Malgré les tensions internationales, le patriotisme apparaît plus timoré que dans le passé
5 – L’individualisme se manifeste dans le refus croissant des jeunes du sacrifice ultime en cas d’invasion du pays : ils se montrent aujourd’hui moins disposés à mettre leur vie en péril pour la France (23%) qu’il y à quarante ans (41 % en 1984). Un chiffre qui chute à 5% à l’extrême-gauche et 13% chez les musulmans, révélant le faible sentiment d’appartenance nationale dans certains pans de la jeunesse.

Un repli des jeunes sur la sphère privée qui s’accompagne d’une valorisation accrue de l’argent et d’un rapport plus distancié au travail et au progrès
6 – L’analyse des valeurs des jeunes sur 40 ans révèle un repli des jeunes sur la sphère privée qui s’accompagne d’une valorisation accrue de l’argent. En effet, si la famille (98%) et l’amitié (97%) demeurent les valeurs les plus plébiscitées par les jeunes, on observe aussi une montée du pragmatisme matérialiste illustrée dans la valeur croissante donnée à l’argent : +14 points depuis 1984 pour atteindre 50%.
7 – À l’inverse, on observe un certain désenchantement vis-à-vis du travail (-4 points depuis 1994) et surtout du progrès scientifique (-16 points), qui ne fait plus recette qu’auprès de 44% des jeunes. Et cette hiérarchie des valeurs s’inscrit dans une logique de classe : le travail est jugé « très important » par 54% des jeunes dont le parent référent est cadre, contre 43% chez les jeunes d’ouvriers.
La variable religieuse, un facteur de conservatisme culturel au sein d’une jeunesse globalement progressiste
8 – Si la jeunesse se montre progressiste sur l’avortement (91% jugent acceptable) et l’homosexualité (73%), la jeunesse demeure toutefois divisée concernant la peine de mort et exprime un net rejet de la critique des religions. La majorité des jeunes juge ainsi inacceptable la critique des religions (58 %), contre seulement 30% qui l’acceptent, sachant que c’est dans les rangs des catégories populaires (61 à 65 %), des catholiques pratiquants (76%) et des musulmans (92%) que le refus de toute critique des religions est la plus forte.

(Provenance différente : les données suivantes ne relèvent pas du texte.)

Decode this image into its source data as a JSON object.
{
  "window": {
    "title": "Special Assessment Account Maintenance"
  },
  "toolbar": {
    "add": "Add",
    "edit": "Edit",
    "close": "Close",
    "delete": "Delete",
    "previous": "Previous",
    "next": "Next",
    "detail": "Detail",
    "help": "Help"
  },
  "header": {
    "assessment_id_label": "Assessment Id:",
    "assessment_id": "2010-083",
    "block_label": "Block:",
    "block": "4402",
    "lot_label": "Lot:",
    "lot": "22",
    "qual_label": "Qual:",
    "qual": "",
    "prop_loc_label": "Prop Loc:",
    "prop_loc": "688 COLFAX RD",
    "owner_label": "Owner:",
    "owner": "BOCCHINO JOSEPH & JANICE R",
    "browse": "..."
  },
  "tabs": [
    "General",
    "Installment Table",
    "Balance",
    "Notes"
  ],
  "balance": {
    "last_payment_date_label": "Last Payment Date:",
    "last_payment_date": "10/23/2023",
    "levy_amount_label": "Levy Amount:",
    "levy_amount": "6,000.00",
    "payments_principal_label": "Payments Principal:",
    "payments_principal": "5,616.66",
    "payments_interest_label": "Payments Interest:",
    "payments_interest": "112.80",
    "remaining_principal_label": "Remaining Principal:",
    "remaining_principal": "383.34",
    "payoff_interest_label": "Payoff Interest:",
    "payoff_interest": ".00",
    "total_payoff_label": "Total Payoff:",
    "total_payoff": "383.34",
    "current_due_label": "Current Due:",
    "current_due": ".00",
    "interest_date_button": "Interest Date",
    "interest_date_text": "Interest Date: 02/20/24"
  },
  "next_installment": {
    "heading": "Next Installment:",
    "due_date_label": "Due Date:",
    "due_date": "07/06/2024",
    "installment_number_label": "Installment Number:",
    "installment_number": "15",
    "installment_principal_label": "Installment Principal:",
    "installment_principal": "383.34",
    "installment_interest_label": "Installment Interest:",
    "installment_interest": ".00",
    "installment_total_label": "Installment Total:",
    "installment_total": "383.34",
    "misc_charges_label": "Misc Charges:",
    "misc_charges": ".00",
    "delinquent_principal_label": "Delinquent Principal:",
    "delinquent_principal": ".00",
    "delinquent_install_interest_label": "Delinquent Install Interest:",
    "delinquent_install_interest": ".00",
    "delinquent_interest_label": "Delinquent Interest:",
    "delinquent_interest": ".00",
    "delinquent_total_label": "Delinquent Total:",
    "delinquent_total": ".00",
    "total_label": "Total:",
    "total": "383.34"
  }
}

9 – Ces consensus masquent toutefois de profonds clivages confessionnels : les valeurs morales des jeunes apparaissant d’autant plus conservatrices qu’elles sont influencées par la morale religieuse. Les jeunes musulmans apparaissent ainsi parmi les plus rétifs aux droits des LGBT : 49% des jeunes musulmans jugent inacceptables les relations entre personnes de même sexe (vs 7% des sans-religion) et 57% estiment inacceptable le changement de genre (vs 21% des sans-religion).
Des inquiétudes régaliennes remplacent l’anxiété économique
10 – Si 66% des adolescents se déclarent inquiets face à l’avenir (en net recul par rapport à 1994 où ils étaient 87%), la nature de leurs craintes à radicalement changé. En effet, la première source d’inquiétude des jeunes est aujourd’hui la guerre (30 % contre 16 % en 1994), suivie de l’insécurité (25 % contre 1 % en 1994) et de la pollution de la planète (16 % contre 5 %). Alors que le SIDA (24 %) et le chômage (18 %) étaient les deux premières sources d’inquiétude il y à 30 ans ; ce n’est plus le cas (respectivement 0 % et 8 %).
Cette mutation du registre des angoisses juvéniles – des préoccupations socio-économiques vers des enjeux régaliens et environnementaux – témoigne d’une génération marquée par le retour de la guerre en Europe et la multiplication des attentats, mais aussi par une relative banalisation du chômage de masse qui ne constitue plus un horizon anxiogène spécifique.